The risk of working in advertising as a creative is that you tend to think too much about selling the product. Of course, in the end that's what you want to achieve. But in order to sell the product, you have to be original and entertaining first. If a salesman comes to your door wearing a tie, you might slam the door in his face before he can even finish his first sentence. If, however the same salesman is dressed up like a clown, he grabs your attention and you're more likely to find out what he has to offer. It's that simple.

I think agencies often make the mistake that the main objective of a creative is to sell the product. It's not. The actual selling happens in the store and there are no creatives behind the counter. If you're interrupting someone's favorite TV show you better be really entertaining to make sure he watches your commercial instead of walking to the kitchen to make coffee. The power of advertising is that it can give a brand a sympathetic face, it can make people feel passionate about a package of butter. And when a product has become like a friend, consumers are more likely to buy it next time they're in the stores; even if it's more expensive than other products.

A creative who really understands the value of entertainment in advertising is my former teammate Daniel Serrano. His work is among the absolute top of the Miami Ad School and when you look at his portfolio you know that there's passion behind every piece of work. There's even a good idea in the portfolio itself. Take a look at his work here.

2 Comments:

Anonymous kathy cheng said...

hi robin.

I read your blog for no particular reason than I wanted to go to miami ad school in the past, and I enjoy keeping up with your progress.

one of the questions I've always wondered is: why do you do advertising? Is it simply the challenge to come up with a clever or "entertaining" piece of creative? Or is there a greater reason why you've pursued it?

also, how do you feel about the clients you create ads for?
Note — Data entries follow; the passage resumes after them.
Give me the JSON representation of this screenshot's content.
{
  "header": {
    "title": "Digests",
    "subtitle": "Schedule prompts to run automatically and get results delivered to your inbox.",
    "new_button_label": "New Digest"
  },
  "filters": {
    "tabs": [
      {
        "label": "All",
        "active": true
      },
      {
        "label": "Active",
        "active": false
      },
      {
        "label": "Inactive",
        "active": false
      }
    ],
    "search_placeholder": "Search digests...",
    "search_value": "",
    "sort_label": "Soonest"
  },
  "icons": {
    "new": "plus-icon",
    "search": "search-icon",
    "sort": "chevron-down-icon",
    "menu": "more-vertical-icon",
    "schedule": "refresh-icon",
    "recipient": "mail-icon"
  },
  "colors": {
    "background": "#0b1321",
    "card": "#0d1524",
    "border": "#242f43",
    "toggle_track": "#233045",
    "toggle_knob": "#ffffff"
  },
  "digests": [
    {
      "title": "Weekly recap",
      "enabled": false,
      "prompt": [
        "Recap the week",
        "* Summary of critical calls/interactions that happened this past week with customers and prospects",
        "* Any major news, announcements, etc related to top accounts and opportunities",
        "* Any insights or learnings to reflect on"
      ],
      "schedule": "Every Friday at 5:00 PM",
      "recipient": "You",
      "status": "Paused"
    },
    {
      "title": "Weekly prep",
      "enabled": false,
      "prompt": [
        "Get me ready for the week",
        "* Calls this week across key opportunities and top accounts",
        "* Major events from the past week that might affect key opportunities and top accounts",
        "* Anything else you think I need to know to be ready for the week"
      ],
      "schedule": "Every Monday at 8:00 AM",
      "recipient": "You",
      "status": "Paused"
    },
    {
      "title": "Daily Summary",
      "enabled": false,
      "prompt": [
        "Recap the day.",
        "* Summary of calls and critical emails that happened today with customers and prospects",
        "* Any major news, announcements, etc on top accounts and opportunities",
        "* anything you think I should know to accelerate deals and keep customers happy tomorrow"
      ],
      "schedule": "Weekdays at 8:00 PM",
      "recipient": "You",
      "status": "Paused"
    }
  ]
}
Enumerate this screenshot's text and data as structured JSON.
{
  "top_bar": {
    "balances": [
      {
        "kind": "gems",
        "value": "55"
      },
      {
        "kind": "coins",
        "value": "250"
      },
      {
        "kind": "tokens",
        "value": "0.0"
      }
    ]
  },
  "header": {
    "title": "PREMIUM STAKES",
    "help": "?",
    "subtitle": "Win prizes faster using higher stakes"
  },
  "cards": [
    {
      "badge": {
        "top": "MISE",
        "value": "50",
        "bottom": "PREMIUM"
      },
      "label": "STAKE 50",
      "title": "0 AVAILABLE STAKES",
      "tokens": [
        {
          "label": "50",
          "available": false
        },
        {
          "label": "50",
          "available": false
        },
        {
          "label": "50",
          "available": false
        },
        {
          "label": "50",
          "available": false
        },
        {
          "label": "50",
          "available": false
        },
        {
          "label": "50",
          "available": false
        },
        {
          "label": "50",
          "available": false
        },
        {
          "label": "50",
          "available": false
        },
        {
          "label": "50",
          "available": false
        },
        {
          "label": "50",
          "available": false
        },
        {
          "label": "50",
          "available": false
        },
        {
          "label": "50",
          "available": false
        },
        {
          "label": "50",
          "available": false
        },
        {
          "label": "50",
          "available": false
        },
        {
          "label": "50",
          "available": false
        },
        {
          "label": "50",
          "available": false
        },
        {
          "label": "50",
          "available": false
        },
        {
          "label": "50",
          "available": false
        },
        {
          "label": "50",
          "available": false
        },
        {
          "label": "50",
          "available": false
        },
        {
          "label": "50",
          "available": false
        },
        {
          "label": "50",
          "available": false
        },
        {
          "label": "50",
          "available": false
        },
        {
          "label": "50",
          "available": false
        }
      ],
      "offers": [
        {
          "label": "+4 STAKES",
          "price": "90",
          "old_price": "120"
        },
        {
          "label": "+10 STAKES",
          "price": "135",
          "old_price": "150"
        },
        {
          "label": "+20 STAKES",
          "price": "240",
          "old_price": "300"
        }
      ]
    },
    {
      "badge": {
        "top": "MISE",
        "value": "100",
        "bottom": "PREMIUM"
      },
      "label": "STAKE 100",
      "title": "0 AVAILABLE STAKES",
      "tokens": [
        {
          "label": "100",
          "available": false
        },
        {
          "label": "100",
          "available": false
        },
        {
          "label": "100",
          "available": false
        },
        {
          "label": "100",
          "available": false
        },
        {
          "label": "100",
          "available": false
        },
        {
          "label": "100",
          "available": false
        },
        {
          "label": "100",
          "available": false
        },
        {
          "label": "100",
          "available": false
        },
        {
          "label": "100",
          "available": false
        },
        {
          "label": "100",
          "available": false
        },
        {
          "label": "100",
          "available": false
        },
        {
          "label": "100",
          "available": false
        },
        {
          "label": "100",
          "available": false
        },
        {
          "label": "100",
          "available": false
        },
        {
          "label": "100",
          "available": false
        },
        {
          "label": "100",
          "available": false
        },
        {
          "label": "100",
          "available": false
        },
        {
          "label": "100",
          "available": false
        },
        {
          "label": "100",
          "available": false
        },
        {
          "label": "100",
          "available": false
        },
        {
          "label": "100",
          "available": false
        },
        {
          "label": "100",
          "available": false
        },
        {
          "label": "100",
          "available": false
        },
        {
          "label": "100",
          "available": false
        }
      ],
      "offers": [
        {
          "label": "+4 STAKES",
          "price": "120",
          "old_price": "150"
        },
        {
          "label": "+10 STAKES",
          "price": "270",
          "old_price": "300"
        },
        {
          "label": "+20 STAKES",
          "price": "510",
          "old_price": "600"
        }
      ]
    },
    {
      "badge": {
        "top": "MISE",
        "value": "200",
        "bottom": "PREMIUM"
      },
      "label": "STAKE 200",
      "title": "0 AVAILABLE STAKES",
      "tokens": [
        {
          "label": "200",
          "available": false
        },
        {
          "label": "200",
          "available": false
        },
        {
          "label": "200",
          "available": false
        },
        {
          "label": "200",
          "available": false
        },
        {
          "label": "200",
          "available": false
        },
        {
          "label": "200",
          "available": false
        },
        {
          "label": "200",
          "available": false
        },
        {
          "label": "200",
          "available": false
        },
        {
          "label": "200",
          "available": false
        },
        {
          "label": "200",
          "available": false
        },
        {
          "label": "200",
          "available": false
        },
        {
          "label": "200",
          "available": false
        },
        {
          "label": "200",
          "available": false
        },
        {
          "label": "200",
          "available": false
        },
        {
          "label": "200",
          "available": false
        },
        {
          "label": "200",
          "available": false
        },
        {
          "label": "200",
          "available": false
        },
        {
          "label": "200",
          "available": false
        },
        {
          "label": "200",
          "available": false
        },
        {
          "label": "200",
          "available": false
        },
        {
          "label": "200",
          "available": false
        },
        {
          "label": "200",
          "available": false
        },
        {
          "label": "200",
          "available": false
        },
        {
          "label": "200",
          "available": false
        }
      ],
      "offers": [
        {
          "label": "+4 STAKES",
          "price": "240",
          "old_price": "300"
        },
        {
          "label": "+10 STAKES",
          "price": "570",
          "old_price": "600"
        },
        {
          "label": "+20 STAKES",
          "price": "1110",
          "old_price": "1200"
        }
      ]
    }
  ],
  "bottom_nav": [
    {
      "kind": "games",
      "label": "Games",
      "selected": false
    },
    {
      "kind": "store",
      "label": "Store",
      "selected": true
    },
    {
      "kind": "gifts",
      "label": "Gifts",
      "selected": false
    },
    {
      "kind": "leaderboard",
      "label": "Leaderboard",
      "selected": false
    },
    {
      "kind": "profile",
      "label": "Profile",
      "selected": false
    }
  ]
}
Do you feel any connection to the product, the company, and the company's values? And are there any companies you wouldn't want as clients?

how would you describe what you've accomplished after one day at work?

kathy

2:26 am  
Blogger Robin Stam said...

Hi Kathy,

Good to know you enjoy reading my weblog. I'm doing advertising because there's no other creative business where you can use so many creative disciplines. You have to be able to do photography, music, film, graphic design to name just a few. Besides, advertising is one of the only businesses where you get paid for making your idea. You have to be able to cope with the difficulties, like clients that kill your ideas for no reason. But for me that's all part of it. In the end it keeps the job challenging.

To be honest, I don't feel a lot of connection with the product or the company. I think as a creative you must be able to be independent of the client. You have to look at the product with a helicopter view. That way you can look at it with the eye of a consumer and see how the product or brand can be communicated in the most effective way. And what's most important, you're willing to take risks. Which is vital for a brand to succeed. There's no company I wouldn't want as a client because I don't feel it's my responsibility to judge about clients. It's my responsibility to make good ads and that's what I try to do.

I can't tell what I've accomplished after one day of work. It's too irregular. I know one thing: a bad day in which you don't have any ideas is building up towards a good creative day. And a good creative day always make the next days seem dissapointing. You can never tell what the day brings and that's what makes the job so exciting.